Re: Does File Channel write first?

Posted by Otis Gospodnetic <ot...@gmail.com>.
Hi,

Thanks for the link, Hari!

It looks like the only way to avoid having Flume write data to be sent to
Sink on disk first is by using
https://issues.apache.org/jira/browse/FLUME-1227 , once it's committed.

I have a few related questions:

* How/when does Flume delete data from FileChannel?
* Does it delete individual "records" as soon as a "record" is sent out?
* Does it periodically purge batches of data?
* Is there a notion of TTL, like in Kafka, where data is not removed
explicitly by its consumer, but is deleted by Kafka Broker after some TTL?

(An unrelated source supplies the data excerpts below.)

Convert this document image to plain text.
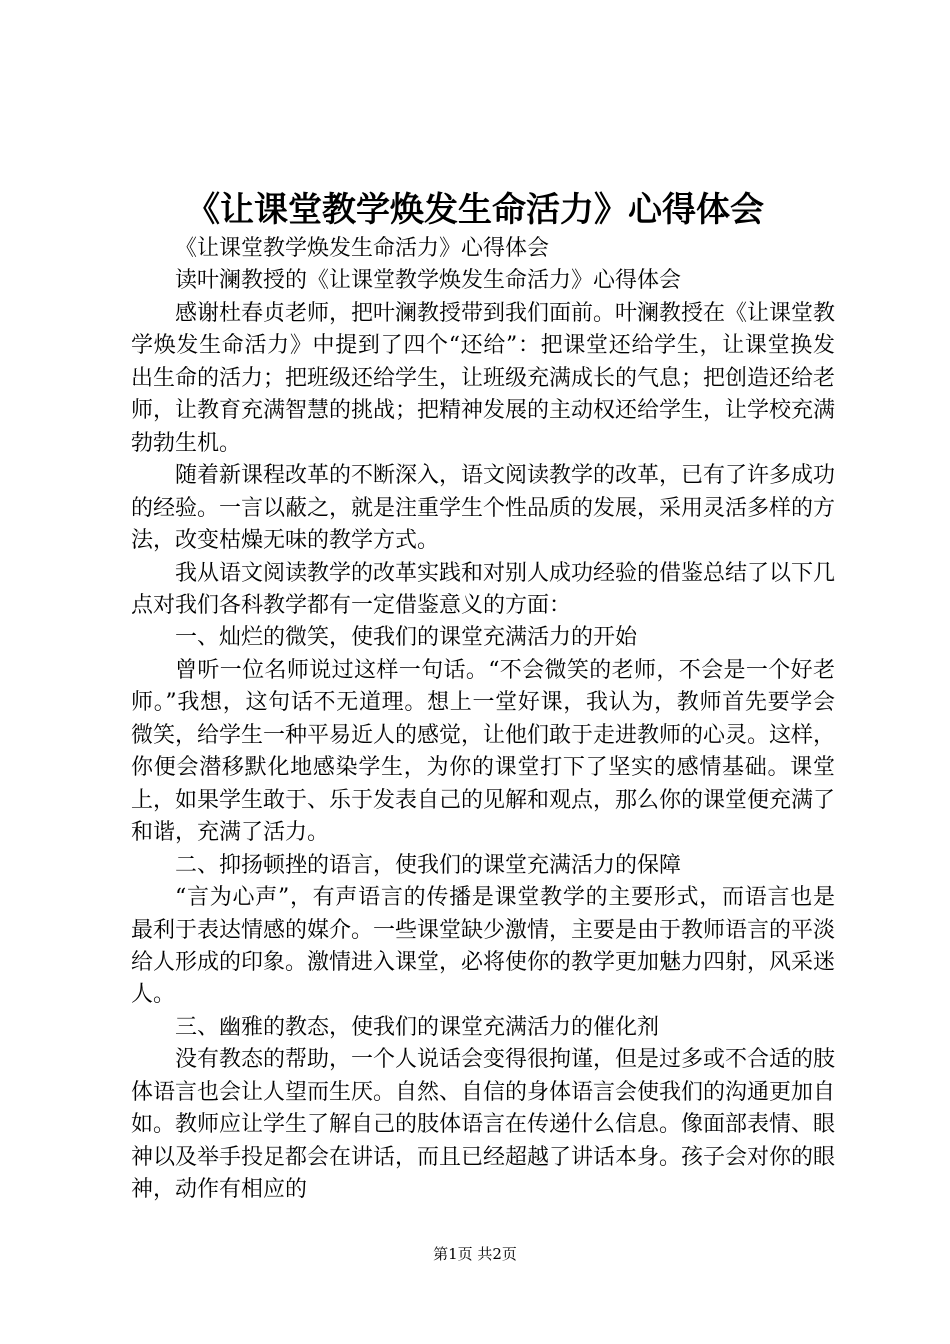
《让课堂教学焕发生命活力》心得体会

《让课堂教学焕发生命活力》心得体会

读叶澜教授的《让课堂教学焕发生命活力》心得体会

感谢杜春贞老师，把叶澜教授带到我们面前。叶澜教授在《让课堂教学焕发生命活力》中提到了四个“还给”：把课堂还给学生，让课堂换发出生命的活力；把班级还给学生，让班级充满成长的气息；把创造还给老师，让教育充满智慧的挑战；把精神发展的主动权还给学生，让学校充满勃勃生机。

随着新课程改革的不断深入，语文阅读教学的改革，已有了许多成功的经验。一言以蔽之，就是注重学生个性品质的发展，采用灵活多样的方法，改变枯燥无味的教学方式。

我从语文阅读教学的改革实践和对别人成功经验的借鉴总结了以下几点对我们各科教学都有一定借鉴意义的方面：

一、灿烂的微笑，使我们的课堂充满活力的开始

曾听一位名师说过这样一句话。“不会微笑的老师，不会是一个好老师。”我想，这句话不无道理。想上一堂好课，我认为，教师首先要学会微笑，给学生一种平易近人的感觉，让他们敢于走进教师的心灵。这样，你便会潜移默化地感染学生，为你的课堂打下了坚实的感情基础。课堂上，如果学生敢于、乐于发表自己的见解和观点，那么你的课堂便充满了和谐，充满了活力。

二、抑扬顿挫的语言，使我们的课堂充满活力的保障

“言为心声”，有声语言的传播是课堂教学的主要形式，而语言也是最利于表达情感的媒介。一些课堂缺少激情，主要是由于教师语言的平淡给人形成的印象。激情进入课堂，必将使你的教学更加魅力四射，风采迷人。

三、幽雅的教态，使我们的课堂充满活力的催化剂

没有教态的帮助，一个人说话会变得很拘谨，但是过多或不合适的肢体语言也会让人望而生厌。自然、自信的身体语言会使我们的沟通更加自如。教师应让学生了解自己的肢体语言在传递什么信息。像面部表情、眼神以及举手投足都会在讲话，而且已经超越了讲话本身。孩子会对你的眼神，动作有相应的

第1页 共2页
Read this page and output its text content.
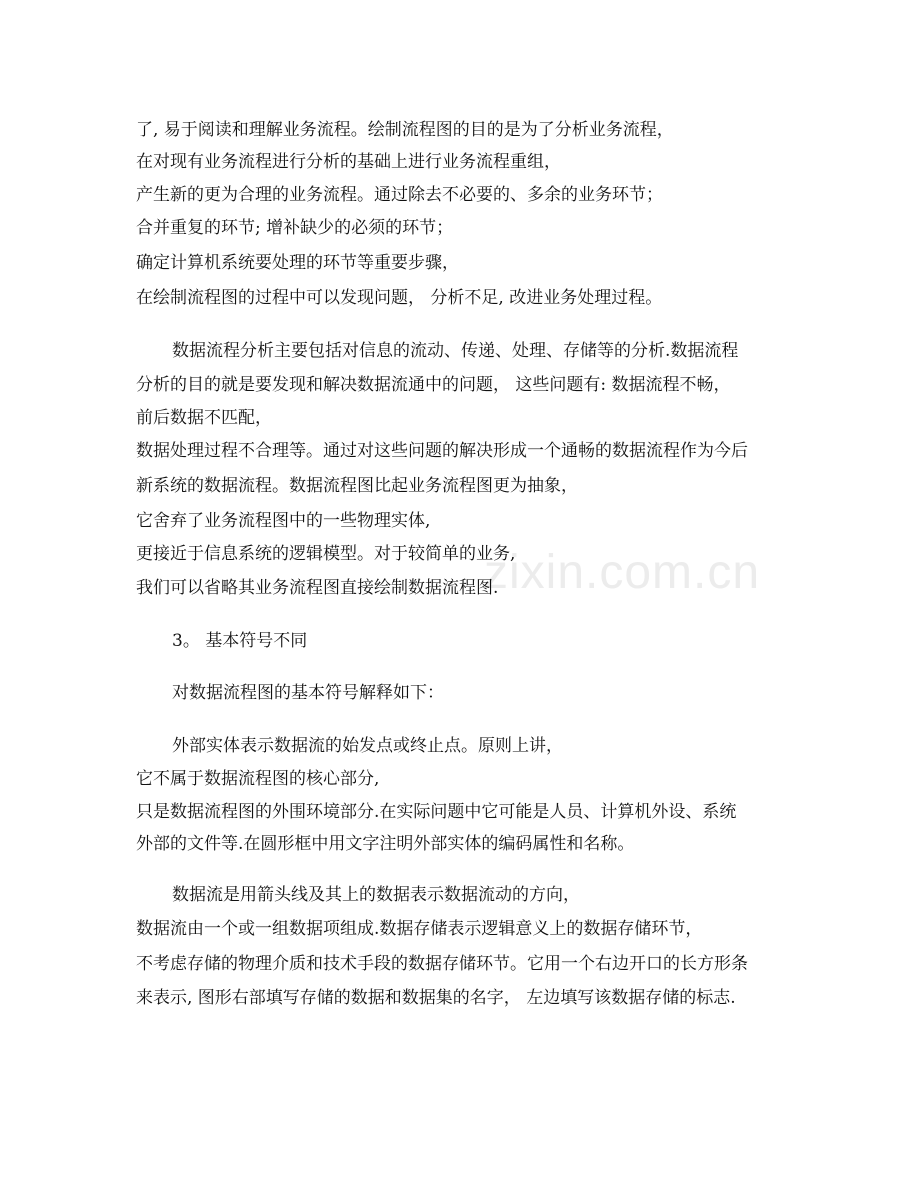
zixin.com.cn
了, 易于阅读和理解业务流程。绘制流程图的目的是为了分析业务流程，
在对现有业务流程进行分析的基础上进行业务流程重组，
产生新的更为合理的业务流程。通过除去不必要的、多余的业务环节；
合并重复的环节; 增补缺少的必须的环节；
确定计算机系统要处理的环节等重要步骤，
在绘制流程图的过程中可以发现问题， 分析不足, 改进业务处理过程。
数据流程分析主要包括对信息的流动、传递、处理、存储等的分析.数据流程
分析的目的就是要发现和解决数据流通中的问题， 这些问题有: 数据流程不畅，
前后数据不匹配，
数据处理过程不合理等。通过对这些问题的解决形成一个通畅的数据流程作为今后
新系统的数据流程。数据流程图比起业务流程图更为抽象，
它舍弃了业务流程图中的一些物理实体,
更接近于信息系统的逻辑模型。对于较简单的业务,
我们可以省略其业务流程图直接绘制数据流程图.
3。 基本符号不同
对数据流程图的基本符号解释如下：
外部实体表示数据流的始发点或终止点。原则上讲，
它不属于数据流程图的核心部分,
只是数据流程图的外围环境部分.在实际问题中它可能是人员、计算机外设、系统
外部的文件等.在圆形框中用文字注明外部实体的编码属性和名称。
数据流是用箭头线及其上的数据表示数据流动的方向，
数据流由一个或一组数据项组成.数据存储表示逻辑意义上的数据存储环节，
不考虑存储的物理介质和技术手段的数据存储环节。它用一个右边开口的长方形条
来表示, 图形右部填写存储的数据和数据集的名字， 左边填写该数据存储的标志.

* What happens with data that could not be sent?
* I know there is a retry and backoff mechanism.  But does Flume at some
point give up on trying to send some (old) piece of data out because it's
tried > N times or for > M seconds?

Thanks,
Otis
--
Performance Monitoring * Log Analytics * Search Analytics
Solr & Elasticsearch Support * http://sematext.com/


On Wed, Feb 26, 2014 at 2:15 PM, Hari Shreedharan <hshreedharan@cloudera.com
> wrote:

> File Channel is designed based on the Log Structured File System.
>
> Every time a source writes the event the event is written to disk too, and
> is really available to the sinks only when that transaction is committed.
>
> On this sink side, every take is written to the disk (each take simply has
> the file id and offset of the original event), but the events are garbage
> collected if and only the transaction is committed.
>
> Also, only commits we actually fsync to disk. You can see more details of
> the design here:
> https://blogs.apache.org/flume/entry/apache_flume_filechannel
>
>
> Hari
>
>
> On Wed, Feb 26, 2014 at 10:18 AM, Otis Gospodnetic <
> otis.gospodnetic@gmail.com> wrote:
>
>> Hi,
>>
>> Does Flume's File Channel write to disk right away?  Or only after it
>> attempts to send data to the Source? (e.g. if sending fails)
>>
>> I think it's the former because Channel knows nothing about
>> Source/sending AFAIK, but am hoping for the latter. :)
>>
>> Thanks,
>> Otis
>> --
>> Performance Monitoring * Log Analytics * Search Analytics
>> Solr & Elasticsearch Support * http://sematext.com/
>>
>>
>

Re: Does File Channel write first?

Posted by Hari Shreedharan <hs...@cloudera.com>.
File Channel is designed based on the Log Structured File System.

Every time a source writes the event the event is written to disk too, and
is really available to the sinks only when that transaction is committed.

On this sink side, every take is written to the disk (each take simply has
the file id and offset of the original event), but the events are garbage
collected if and only the transaction is committed.

Also, only commits we actually fsync to disk. You can see more details of
the design here:
https://blogs.apache.org/flume/entry/apache_flume_filechannel


Hari


On Wed, Feb 26, 2014 at 10:18 AM, Otis Gospodnetic <
otis.gospodnetic@gmail.com> wrote:

> Hi,
>
> Does Flume's File Channel write to disk right away?  Or only after it
> attempts to send data to the Source? (e.g. if sending fails)
>
> I think it's the former because Channel knows nothing about Source/sending
> AFAIK, but am hoping for the latter. :)
>
> Thanks,
> Otis
> --
> Performance Monitoring * Log Analytics * Search Analytics
> Solr & Elasticsearch Support * http://sematext.com/
>
>